LE MONDE
| 13.02.08 | 15h32 • Mis à jour le 13.02.08 | 15h32
FORÊT DE CAILLEBERT (SARTHE) ENVOYÉE
SPÉCIALE
Des centaines d'hectares de fôréts
de chênes meurent ou dépérissent dans le centre de
la France dont la cause serait le changement climatique. | DR
Gilles Cardot ne regardera
plus jamais pousser ses arbres comme avant. Avant, c'était quand
ce forestier, responsable de 25.000 hectares dans l'ouest de la France,
croyait avoir l'éternité devant lui. Tout a changé
en 2003.
"Au lendemain de
la canicule, nous avons décidé que, malgré toutes
les incertitudes, il était plus raisonnable de croire au changement
climatique et de commencer à agir", explique son directeur,
Laurent Piermont. Les deux hommes travaillent pour la Société
forestière, qui gère en France 250.000 hectares de forêts
privées pour le compte de grandes institutions bancaires ou de sociétés
d'assurances. Par ce matin gelé de janvier, ils ont chaussé
leurs bottes pour passer en revue la forêt de Caillebert, dans la
Sarthe.
Cette forêt de
250 hectares est devenue un laboratoire de l'adaptation aux effets du réchauffement.
A cause de la pauvreté de ses sols sableux, des essences réputées
résistantes y ont été introduites depuis longtemps.
Le plan de gestion, qui constitue la mémoire du travail accompli,
en témoigne. Celui de Caillebert offre une rare diversité
entre les futaies de chênes, de châtaigniers, de pins, de peupliers...
"Ici, nous ne replanterons
pas de pins maritimes, nous allons faire un essai avec un robinier sélectionné
en Hongrie pour sa résistance à la sécheresse",
explique M. Cardot devant une friche fraîchement coupée de
7 hectares. Le choix de ce cultivar hongrois ne tient pas au hasard: la
plaine du Danube connaît aujourd'hui les étés caniculaires
que la France pourrait subir dans quelques décennies. L'évolution
des forêts australiennes, soumises depuis plusieurs années
à des épisodes de sécheresse exceptionnelle, est également
observée avec attention. |
Le changement climatique
agit de façon paradoxale sur les arbres. D'un côté,
la teneur plus élevée de CO2 dans l'atmosphère
stimule leur croissance, de l'autre, le manque d'eau lié aux fortes
chaleurs estivales met en péril leur survie. Pour anticiper les
effets du réchauffement, les forestiers s'appuient sur les scénarios
du Groupe intergouvernemental d'experts sur l'évolution du climat
(GIEC), complétés par les travaux menés plus localement
par Météo France ou l'Institut national de recherche agronomique
(Inra). Selon leurs prévisions, l'avenir des arbres français
se jouera après 2050, quand la fréquence des canicules augmentera.

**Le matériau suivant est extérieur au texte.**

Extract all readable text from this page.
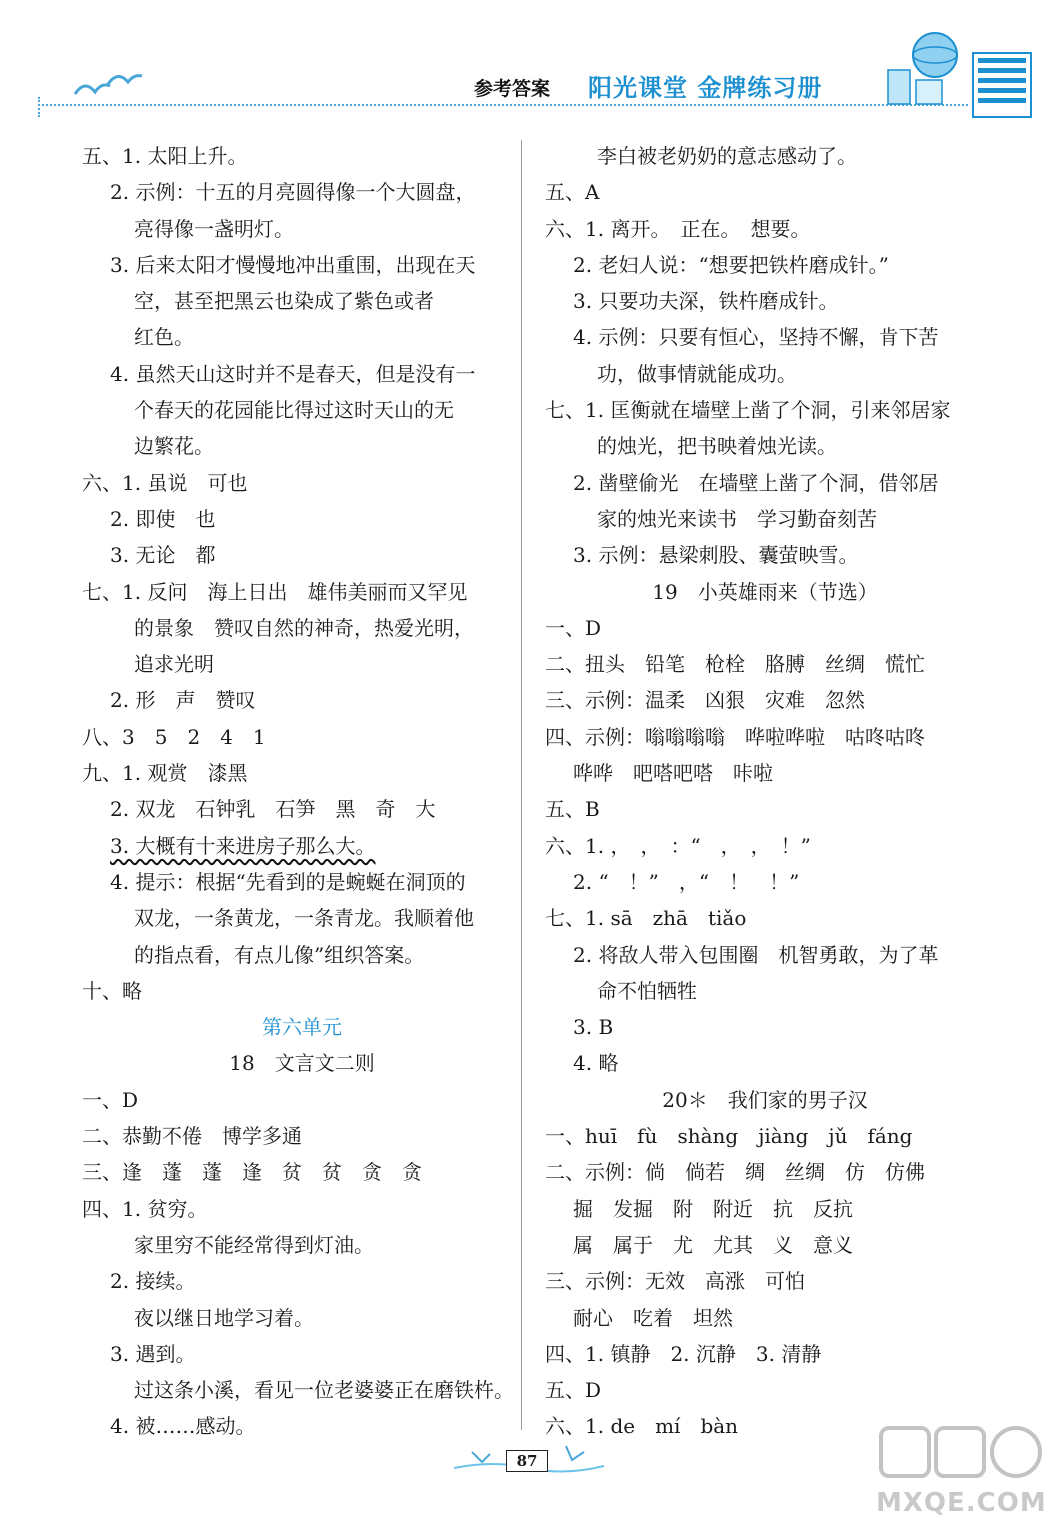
参考答案 阳光课堂 金牌练习册
五、1. 太阳上升。
2. 示例：十五的月亮圆得像一个大圆盘，
亮得像一盏明灯。
3. 后来太阳才慢慢地冲出重围，出现在天
空，甚至把黑云也染成了紫色或者
红色。
4. 虽然天山这时并不是春天，但是没有一
个春天的花园能比得过这时天山的无
边繁花。
六、1. 虽说　可也
2. 即使　也
3. 无论　都
七、1. 反问　海上日出　雄伟美丽而又罕见
的景象　赞叹自然的神奇，热爱光明，
追求光明
2. 形　声　赞叹
八、3　5　2　4　1
九、1. 观赏　漆黑
2. 双龙　石钟乳　石笋　黑　奇　大
3. 大概有十来进房子那么大。
4. 提示：根据“先看到的是蜿蜒在洞顶的
双龙，一条黄龙，一条青龙。我顺着他
的指点看，有点儿像”组织答案。
十、略
第六单元
18　文言文二则
一、D
二、恭勤不倦　博学多通
三、逢　蓬　蓬　逢　贫　贫　贪　贪
四、1. 贫穷。
家里穷不能经常得到灯油。
2. 接续。
夜以继日地学习着。
3. 遇到。
过这条小溪，看见一位老婆婆正在磨铁杵。
4. 被……感动。
李白被老奶奶的意志感动了。
五、A
六、1. 离开。　正在。　想要。
2. 老妇人说：“想要把铁杵磨成针。”
3. 只要功夫深，铁杵磨成针。
4. 示例：只要有恒心，坚持不懈，肯下苦
功，做事情就能成功。
七、1. 匡衡就在墙壁上凿了个洞，引来邻居家
的烛光，把书映着烛光读。
2. 凿壁偷光　在墙壁上凿了个洞，借邻居
家的烛光来读书　学习勤奋刻苦
3. 示例：悬梁刺股、囊萤映雪。
19　小英雄雨来（节选）
一、D
二、扭头　铅笔　枪栓　胳膊　丝绸　慌忙
三、示例：温柔　凶狠　灾难　忽然
四、示例：嗡嗡嗡嗡　哗啦哗啦　咕咚咕咚
哗哗　吧嗒吧嗒　咔啦
五、B
六、1. ，　，　：“　，　，　！”
2. “　！”　，“　！　！”
七、1. sā　zhā　tiǎo
2. 将敌人带入包围圈　机智勇敢，为了革
命不怕牺牲
3. B
4. 略
20＊　我们家的男子汉
一、huī　fù　shàng　jiàng　jǔ　fáng
二、示例：倘　倘若　绸　丝绸　仿　仿佛
掘　发掘　附　附近　抗　反抗
属　属于　尤　尤其　义　意义
三、示例：无效　高涨　可怕
耐心　吃着　坦然
四、1. 镇静　2. 沉静　3. 清静
五、D
六、1. de　mí　bàn
87
MXQE.COM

"Plus que la multiplication
des tempêtes ou l'apparition de gelées précoces, la
répétition des canicules représente la vraie menace
pour la forêt", souligne M. Piermont. Pour anticiper ce bouleversement,
la Société forestière a divisé ses arbres en
deux catégories. D'un côté, ceux dont l'espérance
de vie ne va pas plus loin que le milieu du siècle. Pour eux, l'intervention
se limite à alléger la densité des plantations, pour
s'adapter aux moindres réserves des sols en eau, et à programmer
des coupes plus précoces. Les pins laricio, par exemple, ne seront
plus récoltés à soixante-dix ans mais à cinquante.
De l'autre, tous les
arbres qui devront encaisser de plein fouet les coups de chaud estivaux
annoncés après 2050. "Là, nous entrons dans une
zone d'incertitudes", reconnaît le directeur de la Société
forestière. Certaines essences sont d'ores et déjà
placées sur la liste des espèces menacées, comme l'épicéa
commun, le sapin de Vancouver, le hêtre ou le chêne pédonculé.
"Nos chênes
végètent", confirme Gilles Cardot en montrant des spécimens
aux troncs anormalement étroits pour leur âge. Certains n'ont
pas résisté aux sécheresses de la fin des années
1980 puis de 2003 et offrent le spectacle de longs fûts décharnés.
Ils seront peu à peu remplacés par des châtaigniers
ou des robiniers, deux essences que la Société forestière
a retenues dans sa liste des variétés de transition, capables
de survivre dans les conditions climatiques prévues après
2050.
Ces espèces,
parmi lesquelles se trouvent aussi le tilleul, le cèdre, le pin
laricio ou le chêne sessile, seront progressivement confortées
ou introduites à Caillebert et ailleurs en France.
La diversification des
essences offre pour l'instant la seule parade au changement climatique.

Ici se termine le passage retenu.